L’AFFAIRE TOR VERGATA – La sua colpa sarebbe quella di essere coinvolto nell’affaire Tor Vergata, cioè nella vicenda che nasce dai sigilli apposti alla manifestazione estiva Roma Capital Summer che avrebbe dovuto svolgersi proprio in prossimità del Campus. Il minisindaco si sente messo sotto accusa dal suo stesso partito e per questo invoca l’intervento di Matteo Renzi: «i commissari del partito non mi hanno mai incontrato, ma anzi hanno chiamato i miei consiglieri uno per uno per chiedere loro di non sostenermi minacciando altrimenti di non far parte più del Pd. Una cosa assurda e completamente antidemocratica».
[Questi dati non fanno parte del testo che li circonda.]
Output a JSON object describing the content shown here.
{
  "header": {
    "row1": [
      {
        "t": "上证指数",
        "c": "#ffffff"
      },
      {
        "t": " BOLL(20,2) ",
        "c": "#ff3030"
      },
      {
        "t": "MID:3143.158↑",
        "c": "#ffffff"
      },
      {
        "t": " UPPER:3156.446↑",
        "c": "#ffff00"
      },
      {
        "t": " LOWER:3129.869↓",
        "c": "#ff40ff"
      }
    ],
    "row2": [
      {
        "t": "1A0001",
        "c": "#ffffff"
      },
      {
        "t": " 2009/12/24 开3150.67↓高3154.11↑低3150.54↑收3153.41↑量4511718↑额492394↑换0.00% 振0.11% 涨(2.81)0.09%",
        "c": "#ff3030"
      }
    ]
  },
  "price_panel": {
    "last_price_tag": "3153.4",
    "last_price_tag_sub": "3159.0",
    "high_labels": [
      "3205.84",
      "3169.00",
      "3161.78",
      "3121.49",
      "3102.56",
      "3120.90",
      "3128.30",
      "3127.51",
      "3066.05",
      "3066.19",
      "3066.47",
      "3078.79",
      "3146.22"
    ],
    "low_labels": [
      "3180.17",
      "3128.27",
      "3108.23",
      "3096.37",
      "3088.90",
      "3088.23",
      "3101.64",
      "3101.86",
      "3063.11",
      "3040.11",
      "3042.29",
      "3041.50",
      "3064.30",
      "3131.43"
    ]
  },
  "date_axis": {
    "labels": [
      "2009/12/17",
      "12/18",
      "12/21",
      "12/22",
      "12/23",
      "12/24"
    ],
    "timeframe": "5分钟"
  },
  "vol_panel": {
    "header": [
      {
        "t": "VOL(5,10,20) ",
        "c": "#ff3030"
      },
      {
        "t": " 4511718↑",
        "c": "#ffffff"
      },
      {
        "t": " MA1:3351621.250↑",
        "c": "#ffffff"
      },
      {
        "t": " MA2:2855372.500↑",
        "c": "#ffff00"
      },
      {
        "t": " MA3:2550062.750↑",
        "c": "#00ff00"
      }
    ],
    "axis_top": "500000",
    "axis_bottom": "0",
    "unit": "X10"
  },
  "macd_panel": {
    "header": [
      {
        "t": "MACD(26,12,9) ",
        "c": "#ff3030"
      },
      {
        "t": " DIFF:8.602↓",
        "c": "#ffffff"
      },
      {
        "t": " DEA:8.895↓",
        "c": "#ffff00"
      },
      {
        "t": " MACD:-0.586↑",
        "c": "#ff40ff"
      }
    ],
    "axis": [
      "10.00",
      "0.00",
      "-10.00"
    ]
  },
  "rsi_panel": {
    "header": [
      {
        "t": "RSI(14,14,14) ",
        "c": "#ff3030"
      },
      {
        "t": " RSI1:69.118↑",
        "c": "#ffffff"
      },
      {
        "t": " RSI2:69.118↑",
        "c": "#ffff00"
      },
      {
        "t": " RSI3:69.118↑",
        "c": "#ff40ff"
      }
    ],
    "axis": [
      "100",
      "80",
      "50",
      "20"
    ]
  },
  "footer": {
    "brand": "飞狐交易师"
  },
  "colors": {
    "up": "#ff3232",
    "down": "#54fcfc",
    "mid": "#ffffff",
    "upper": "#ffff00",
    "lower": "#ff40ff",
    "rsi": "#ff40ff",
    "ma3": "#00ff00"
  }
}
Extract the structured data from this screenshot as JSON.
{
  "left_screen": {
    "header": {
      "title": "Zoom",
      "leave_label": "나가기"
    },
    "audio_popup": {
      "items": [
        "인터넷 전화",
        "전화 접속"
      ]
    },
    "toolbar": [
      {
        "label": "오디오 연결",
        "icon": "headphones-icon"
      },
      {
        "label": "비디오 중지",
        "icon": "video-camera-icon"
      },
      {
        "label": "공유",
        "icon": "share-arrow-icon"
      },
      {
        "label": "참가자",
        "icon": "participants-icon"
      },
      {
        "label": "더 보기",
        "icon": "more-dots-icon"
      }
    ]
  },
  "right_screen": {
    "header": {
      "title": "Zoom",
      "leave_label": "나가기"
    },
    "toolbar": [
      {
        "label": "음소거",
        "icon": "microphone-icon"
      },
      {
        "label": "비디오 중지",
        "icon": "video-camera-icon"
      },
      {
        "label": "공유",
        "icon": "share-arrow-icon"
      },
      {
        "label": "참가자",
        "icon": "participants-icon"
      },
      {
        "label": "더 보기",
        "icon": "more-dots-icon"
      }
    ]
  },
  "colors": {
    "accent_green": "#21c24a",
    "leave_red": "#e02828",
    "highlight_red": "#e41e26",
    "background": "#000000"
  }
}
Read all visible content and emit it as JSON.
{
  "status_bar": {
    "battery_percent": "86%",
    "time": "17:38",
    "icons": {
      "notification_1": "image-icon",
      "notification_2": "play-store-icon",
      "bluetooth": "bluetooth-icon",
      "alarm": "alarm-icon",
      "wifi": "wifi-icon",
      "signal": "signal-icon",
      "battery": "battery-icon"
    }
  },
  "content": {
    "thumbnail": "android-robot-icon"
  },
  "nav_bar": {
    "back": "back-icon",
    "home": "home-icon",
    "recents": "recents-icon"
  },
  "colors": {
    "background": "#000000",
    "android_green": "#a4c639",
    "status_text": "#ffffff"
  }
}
IL PRETESTO – Ma Orfini, ormai nella veste di Commissario del popolo di bolscevica memoria, assicura che farà presentare una mozione di sfiducia da parte dei consiglieri municipali dello stesso Pd. Eppure l’assessore alla Legalità Alfonso Sabella aveva confermato al minisindaco che «gli atti politici (delibere di Giunta e Consiglio) non presentavano apparenti criticità» ma nel caso delle discutibili concessioni al Roma Capital Summer, già sgomberata dall’area, gli avrebbe segnalato che «sulla base delle delibere erano stati adottati atti amministrativi che destavano più di una perplessità e che sembravano chiaramente orientati a favorire qualcuno, ragion per cui si è deciso di interessare della questione la Procura». Già, la Procura, cui ormai è d’uso rivolgersi per ogni questione. Eppure dalle parole di Scipioni sembrerebbe che quell’evento sia solo un pretesto per farlo fuori.

A PENSAR MALE… – A gettare un po’ di acqua sul fuoco oggi è stato il prefetto Gabrielli che prende la larga dalle beghe interne del Pd e afferma che gli sono state messe in bocca (ma da chi? ndr) «cose che io non ho mai detto. Potrei anche pensare quelle cose – aggiunge- ma non le ho mai dette». Che non è proprio una piena assoluzione, perché a pensar male… non si sbaglia mai. Tuttavia il Prefetto fa sapere di non esser «mai entrato nel merito delle vicende, soprattutto penali o riguardanti illeciti amministrativi», mentre il III e il VI Municipio non rientrano nella sua relazione sulla quale Alfano dovrà decidere.

LE CAUSE DEL “DIMISSIONAMENTO” – Va ricordato che Marco Scipioni del Pd vince il ballottaggio contro Massimiliano Lorenzotti nel 2013 con 42.698 voti dopo aver percorso tutto il suo iter politico nel Municipio di Tor Bella Monaca che è qualcosa di leggermente diverso rispetto ai Parioli o Ponte Milvio. Ma Orfini deve pur avere le sue carte da giocare se in una nota afferma che «dopo una approfondita verifica degli atti amministrativi e dopo aver valutato le modalità di relazione tra il governo municipale e l’organizzazione territoriale del Pd – scrive insieme all’on. Gennaro Migliore, commissario del Pd VI Municipio (ex compagno di Vendola e da poco confluito nel gruppo parlamentare del Pd) – abbiamo valutato che nel territorio del VI Municipio non sussistano più le condizioni affinché il presidente Marco Scipioni rappresenti la nostra organizzazione al vertice dell’istituzione municipale». Probabilmente le cause profonde della richiesta di questo “dimissionamento” risalgono alle beghe interne al Pd romano, visto che Scipioni è stato sempre vicino politicamente ai consiglieri comunali Pierpaolo Pedetti e Mirko Coratti che sono incappati nelle maglie dell’indagine si mafia capitale. Considerato un esponente della corrente Pd riconducibile al deputato Umberto Marroni, Marco Scipioni nel 2013 vinse le primarie contestate, che portarono una parte del Pd locale (quella vicina al deputato Morassut) a dare vita a un’altra lista (“fu l’allora segretario cittadino e attuale deputato Marco Miccoli a suggerirci di fare così”, raccontano i protagonisti della lista Dim) e a formare una coalizione separata con Sel, che non a caso, oggi siede, a differenza del resto della città di Roma, fra le fila dell’opposizione. Vista così l’operazione Scipioni non si discosta molto da un regolamento di conti con parte della vecchia dirigenza del Pd romano. Sorprende semmai che Matteo Orfini, figlio a pieno titolo di quel Pd capitolino con tutte le sue faide, solo oggi ne scopra la cancrena.